Your Personal Roadmap
Your personal roadmap is a device that will help you discover what path you want to go towards now. Over time this may be something different due to our varying life experiences and changes in our goals and interests. But many aspirations and ideas you’ve developed over the years may remain the same and a roadmap will help you to identify what you want to prioritize or aim for. What is authentic for us, in contrast to societal expectations, and pressures from our peers or family, is what creates fulfillment. Through research and observation, you will develop the most suitable plan for yourself. The goal here is coherency. In determining who you are, what you believe, and what you are doing are aligned, making life fulfilling and significant.
The following exercises are provided to help guide you through your later decisions, such as choosing a major and the type of school you want to attend. Similar to the first worksheet, completion of these exercises should be kept nearby while continuing the development of your college list. Use it as a benchmark as you consider various options. In it, you will be asked to reflect upon your opinions of school, work, and life. You’ll then look at how these views are aligned, or where they might contradict each other.
The conclusions from this exercise may surprise you, and that’s completely fine. While you originally thought your ideas and answers were the same as everybody else, you’ll learn more about your unique perspectives and relate them to the ideal environment. This will help navigate university websites while performing your research and encourage you to ask the right questions for college recruiters and admissions officers, either in person or by mail. Most importantly, you will find what is most importance and precise accordingly to your personality and worldview.

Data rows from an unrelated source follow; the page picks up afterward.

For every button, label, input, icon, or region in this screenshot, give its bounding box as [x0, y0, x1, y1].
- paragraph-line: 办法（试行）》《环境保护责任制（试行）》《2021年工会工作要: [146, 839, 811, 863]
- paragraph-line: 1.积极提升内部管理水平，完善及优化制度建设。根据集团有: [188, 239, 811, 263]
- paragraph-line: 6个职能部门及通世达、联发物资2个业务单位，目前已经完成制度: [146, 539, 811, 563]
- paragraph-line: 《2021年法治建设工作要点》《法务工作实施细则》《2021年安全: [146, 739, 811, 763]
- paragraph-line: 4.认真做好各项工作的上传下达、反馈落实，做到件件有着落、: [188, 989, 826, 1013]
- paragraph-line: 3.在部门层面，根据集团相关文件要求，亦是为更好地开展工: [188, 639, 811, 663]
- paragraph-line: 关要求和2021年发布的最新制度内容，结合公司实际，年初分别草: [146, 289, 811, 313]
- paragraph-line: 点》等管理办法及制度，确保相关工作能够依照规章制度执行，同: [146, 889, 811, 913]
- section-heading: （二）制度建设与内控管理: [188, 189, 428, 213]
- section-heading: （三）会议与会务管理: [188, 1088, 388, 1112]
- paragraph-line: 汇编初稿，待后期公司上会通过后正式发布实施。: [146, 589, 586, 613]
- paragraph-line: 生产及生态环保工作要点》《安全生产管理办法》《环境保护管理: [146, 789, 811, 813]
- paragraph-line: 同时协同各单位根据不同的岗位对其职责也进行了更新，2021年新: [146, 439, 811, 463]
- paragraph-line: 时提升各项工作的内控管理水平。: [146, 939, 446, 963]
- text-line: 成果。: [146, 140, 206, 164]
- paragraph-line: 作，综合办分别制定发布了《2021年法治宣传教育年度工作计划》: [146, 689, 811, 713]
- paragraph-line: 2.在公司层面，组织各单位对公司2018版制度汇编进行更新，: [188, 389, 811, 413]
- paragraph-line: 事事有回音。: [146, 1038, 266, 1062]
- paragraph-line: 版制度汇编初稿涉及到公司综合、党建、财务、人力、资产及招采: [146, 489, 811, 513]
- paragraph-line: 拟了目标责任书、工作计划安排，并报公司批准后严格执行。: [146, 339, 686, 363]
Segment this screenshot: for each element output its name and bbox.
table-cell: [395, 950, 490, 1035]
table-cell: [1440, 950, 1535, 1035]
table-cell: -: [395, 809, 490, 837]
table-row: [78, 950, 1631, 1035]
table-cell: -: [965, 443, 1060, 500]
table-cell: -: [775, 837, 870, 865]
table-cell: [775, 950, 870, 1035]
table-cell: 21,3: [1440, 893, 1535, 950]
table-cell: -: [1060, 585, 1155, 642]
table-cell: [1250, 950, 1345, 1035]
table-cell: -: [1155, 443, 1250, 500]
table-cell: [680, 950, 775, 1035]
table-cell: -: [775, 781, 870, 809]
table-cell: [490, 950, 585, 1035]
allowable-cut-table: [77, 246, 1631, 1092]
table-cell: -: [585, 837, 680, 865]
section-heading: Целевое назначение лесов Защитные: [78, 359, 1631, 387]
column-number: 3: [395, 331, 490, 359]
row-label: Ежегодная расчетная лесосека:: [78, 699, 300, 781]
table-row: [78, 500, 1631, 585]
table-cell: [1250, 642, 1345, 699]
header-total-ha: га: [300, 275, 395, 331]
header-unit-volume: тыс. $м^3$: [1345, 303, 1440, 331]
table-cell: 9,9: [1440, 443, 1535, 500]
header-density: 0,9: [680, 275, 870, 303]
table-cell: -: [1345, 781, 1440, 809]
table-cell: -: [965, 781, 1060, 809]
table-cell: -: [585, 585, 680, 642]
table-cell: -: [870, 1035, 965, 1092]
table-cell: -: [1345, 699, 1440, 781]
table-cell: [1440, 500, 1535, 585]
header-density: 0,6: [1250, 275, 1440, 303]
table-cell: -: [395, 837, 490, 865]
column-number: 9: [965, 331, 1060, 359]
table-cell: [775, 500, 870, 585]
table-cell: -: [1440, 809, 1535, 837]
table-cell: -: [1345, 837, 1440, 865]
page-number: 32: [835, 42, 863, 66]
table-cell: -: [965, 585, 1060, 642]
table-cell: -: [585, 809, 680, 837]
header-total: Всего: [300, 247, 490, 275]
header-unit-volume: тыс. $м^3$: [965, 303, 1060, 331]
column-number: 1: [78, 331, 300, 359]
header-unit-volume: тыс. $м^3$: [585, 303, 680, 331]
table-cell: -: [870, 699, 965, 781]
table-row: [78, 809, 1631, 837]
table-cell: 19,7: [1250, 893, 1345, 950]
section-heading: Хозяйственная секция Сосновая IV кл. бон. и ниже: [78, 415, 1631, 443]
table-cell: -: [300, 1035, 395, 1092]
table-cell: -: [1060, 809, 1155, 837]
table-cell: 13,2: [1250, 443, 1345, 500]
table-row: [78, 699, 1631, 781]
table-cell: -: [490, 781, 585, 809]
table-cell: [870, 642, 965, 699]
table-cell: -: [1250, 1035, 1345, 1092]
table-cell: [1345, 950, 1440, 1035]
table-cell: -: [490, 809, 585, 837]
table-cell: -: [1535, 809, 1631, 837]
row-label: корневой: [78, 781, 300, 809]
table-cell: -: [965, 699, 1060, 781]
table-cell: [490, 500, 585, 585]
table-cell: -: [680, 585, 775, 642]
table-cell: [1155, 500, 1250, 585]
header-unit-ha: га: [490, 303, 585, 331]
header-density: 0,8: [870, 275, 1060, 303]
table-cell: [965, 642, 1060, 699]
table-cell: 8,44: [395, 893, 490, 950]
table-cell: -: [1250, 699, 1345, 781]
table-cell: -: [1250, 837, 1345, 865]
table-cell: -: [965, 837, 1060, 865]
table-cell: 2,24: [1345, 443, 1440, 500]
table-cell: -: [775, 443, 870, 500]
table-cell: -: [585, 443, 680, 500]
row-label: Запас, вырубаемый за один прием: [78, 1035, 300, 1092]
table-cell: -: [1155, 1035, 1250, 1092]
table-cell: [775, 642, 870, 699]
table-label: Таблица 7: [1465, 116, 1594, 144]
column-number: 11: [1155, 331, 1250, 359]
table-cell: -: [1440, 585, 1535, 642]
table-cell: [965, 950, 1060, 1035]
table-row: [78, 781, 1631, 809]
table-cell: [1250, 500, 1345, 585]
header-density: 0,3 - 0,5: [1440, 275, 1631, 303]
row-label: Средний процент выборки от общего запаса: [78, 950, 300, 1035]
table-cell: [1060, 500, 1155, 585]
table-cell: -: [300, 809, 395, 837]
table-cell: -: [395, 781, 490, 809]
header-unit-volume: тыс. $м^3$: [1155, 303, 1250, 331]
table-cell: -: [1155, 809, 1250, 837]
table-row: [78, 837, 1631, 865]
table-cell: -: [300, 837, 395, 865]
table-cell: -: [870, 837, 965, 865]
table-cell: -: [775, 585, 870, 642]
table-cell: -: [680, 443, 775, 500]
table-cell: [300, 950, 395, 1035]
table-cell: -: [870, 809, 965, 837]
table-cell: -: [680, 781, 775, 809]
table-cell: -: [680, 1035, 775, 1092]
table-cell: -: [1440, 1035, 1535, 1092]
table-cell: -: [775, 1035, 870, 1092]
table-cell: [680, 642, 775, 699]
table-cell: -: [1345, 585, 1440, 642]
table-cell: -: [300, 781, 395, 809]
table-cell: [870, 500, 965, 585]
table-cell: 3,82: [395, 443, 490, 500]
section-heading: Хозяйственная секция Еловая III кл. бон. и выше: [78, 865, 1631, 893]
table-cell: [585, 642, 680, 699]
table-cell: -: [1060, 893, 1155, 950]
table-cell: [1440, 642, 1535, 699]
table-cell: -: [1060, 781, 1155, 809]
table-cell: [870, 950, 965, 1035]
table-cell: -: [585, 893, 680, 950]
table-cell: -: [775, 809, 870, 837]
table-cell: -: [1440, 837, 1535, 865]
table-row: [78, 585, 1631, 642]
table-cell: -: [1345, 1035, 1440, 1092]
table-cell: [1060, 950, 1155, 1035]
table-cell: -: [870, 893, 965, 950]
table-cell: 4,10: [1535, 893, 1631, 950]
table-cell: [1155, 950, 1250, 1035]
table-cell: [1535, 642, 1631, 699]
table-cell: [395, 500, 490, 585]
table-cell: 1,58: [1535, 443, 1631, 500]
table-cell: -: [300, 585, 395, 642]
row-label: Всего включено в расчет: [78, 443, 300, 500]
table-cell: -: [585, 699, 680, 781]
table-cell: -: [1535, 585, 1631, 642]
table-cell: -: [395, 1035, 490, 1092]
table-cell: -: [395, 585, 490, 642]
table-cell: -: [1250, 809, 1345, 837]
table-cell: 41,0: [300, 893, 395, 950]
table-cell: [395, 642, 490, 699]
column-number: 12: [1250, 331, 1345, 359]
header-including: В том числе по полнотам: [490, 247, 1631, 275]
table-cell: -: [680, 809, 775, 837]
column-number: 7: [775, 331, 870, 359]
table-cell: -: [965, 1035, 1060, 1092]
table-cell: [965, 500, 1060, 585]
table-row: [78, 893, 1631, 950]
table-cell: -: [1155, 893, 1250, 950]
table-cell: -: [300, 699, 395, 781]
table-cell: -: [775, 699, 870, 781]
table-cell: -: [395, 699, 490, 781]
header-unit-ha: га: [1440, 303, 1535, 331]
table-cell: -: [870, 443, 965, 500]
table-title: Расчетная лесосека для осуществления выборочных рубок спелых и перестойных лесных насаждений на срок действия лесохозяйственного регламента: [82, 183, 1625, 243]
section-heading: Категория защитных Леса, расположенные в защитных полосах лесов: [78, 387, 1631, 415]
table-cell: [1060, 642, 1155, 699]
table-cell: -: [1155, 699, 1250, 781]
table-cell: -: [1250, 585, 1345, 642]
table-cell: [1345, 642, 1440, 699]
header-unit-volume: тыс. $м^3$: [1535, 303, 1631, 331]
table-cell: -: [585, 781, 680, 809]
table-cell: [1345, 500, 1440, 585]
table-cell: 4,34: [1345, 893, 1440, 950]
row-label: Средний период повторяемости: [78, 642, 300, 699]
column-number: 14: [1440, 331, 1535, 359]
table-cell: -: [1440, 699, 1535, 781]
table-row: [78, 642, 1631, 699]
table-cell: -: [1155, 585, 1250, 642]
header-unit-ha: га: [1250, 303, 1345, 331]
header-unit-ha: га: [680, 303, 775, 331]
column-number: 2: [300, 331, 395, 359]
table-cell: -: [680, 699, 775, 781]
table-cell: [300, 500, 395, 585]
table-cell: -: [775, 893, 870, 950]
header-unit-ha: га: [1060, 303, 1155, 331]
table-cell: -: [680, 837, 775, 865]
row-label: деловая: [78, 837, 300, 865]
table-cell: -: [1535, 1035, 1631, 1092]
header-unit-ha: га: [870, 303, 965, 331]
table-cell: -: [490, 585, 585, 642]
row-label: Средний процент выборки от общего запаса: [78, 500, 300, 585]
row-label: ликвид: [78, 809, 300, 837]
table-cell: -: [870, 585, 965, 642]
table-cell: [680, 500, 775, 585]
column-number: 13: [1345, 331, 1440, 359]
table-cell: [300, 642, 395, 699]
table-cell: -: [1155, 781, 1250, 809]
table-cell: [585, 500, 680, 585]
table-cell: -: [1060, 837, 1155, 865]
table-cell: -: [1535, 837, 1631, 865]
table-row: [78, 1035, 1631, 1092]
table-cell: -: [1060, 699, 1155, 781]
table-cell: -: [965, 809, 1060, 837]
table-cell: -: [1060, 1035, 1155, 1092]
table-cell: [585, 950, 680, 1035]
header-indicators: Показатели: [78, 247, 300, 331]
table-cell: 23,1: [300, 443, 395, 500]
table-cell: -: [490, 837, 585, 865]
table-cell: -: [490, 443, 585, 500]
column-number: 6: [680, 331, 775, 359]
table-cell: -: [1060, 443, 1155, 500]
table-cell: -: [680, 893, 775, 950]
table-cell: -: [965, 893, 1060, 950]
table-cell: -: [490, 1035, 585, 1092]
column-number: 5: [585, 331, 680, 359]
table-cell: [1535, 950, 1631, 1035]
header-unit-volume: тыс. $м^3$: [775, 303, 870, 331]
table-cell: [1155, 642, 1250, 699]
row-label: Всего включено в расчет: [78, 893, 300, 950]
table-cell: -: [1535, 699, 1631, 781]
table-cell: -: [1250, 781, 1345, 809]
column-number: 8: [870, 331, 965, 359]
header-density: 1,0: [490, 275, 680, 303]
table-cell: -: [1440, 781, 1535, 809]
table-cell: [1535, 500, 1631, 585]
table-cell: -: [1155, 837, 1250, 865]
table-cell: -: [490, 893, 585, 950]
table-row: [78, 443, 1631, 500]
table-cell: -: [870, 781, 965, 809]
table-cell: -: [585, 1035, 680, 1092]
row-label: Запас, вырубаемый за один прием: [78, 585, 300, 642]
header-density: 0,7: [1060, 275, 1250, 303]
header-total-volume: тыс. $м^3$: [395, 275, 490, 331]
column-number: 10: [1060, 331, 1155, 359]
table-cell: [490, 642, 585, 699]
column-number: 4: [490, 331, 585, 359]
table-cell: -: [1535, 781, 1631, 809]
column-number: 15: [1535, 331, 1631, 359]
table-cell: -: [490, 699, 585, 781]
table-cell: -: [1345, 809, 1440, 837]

Exercise: About Your Dream School
Take at least 15 minutes to answer questions related to school
- What makes a good education good?
- What is school for?
- What makes education worth investing time, money and energy into?
- What do prestige, knowledge, and social environment have to do with it?
- How does it relate to preparation for life and personal development?
Exercise: About Your Work
Take at least 15 minutes to answer questions related to work.
- Why work?
- What is work for?
- What does work mean?
- How does it relate to the individual, others, society?
- What defines good or worthwhile work?
- What do experience, growth and fulfilment have to do with it?
Take at least 15 minutes to answer questions related to life.
- What makes a good life good?
- When you look back many years from now, what do you want to have characterized your life?
- In what ways do you want to contribute to your family, community or society?
- What do money, fame, and personal accomplishment have to do with a satisfying life?
Exercise: Determining Cohesion
Take at least 15 minutes to review your responses and answer the questions below.
- Where do your views on work, life and school complement one another?
- Where do they clash?
- Does one inform the other? How?
Now that you’ve articulated and aligned your perspectives on school, work, and life, you can develop a roadmap for the type of future you believe in, including the learning environment and experience (school), your ideal occupation or job responsibilities (work), and how you envision your future to become (life). Is there a possibility that you decide to take a different turn on your roadmap? Yes! Once you get accepted into multiple universities, you still have to choose one at the end. Even then, once you’re in university, you may change your major and perspective on the type of career you want to pursue.
With this roadmap, you can always have a sense of direction and prevent the risk of getting lost.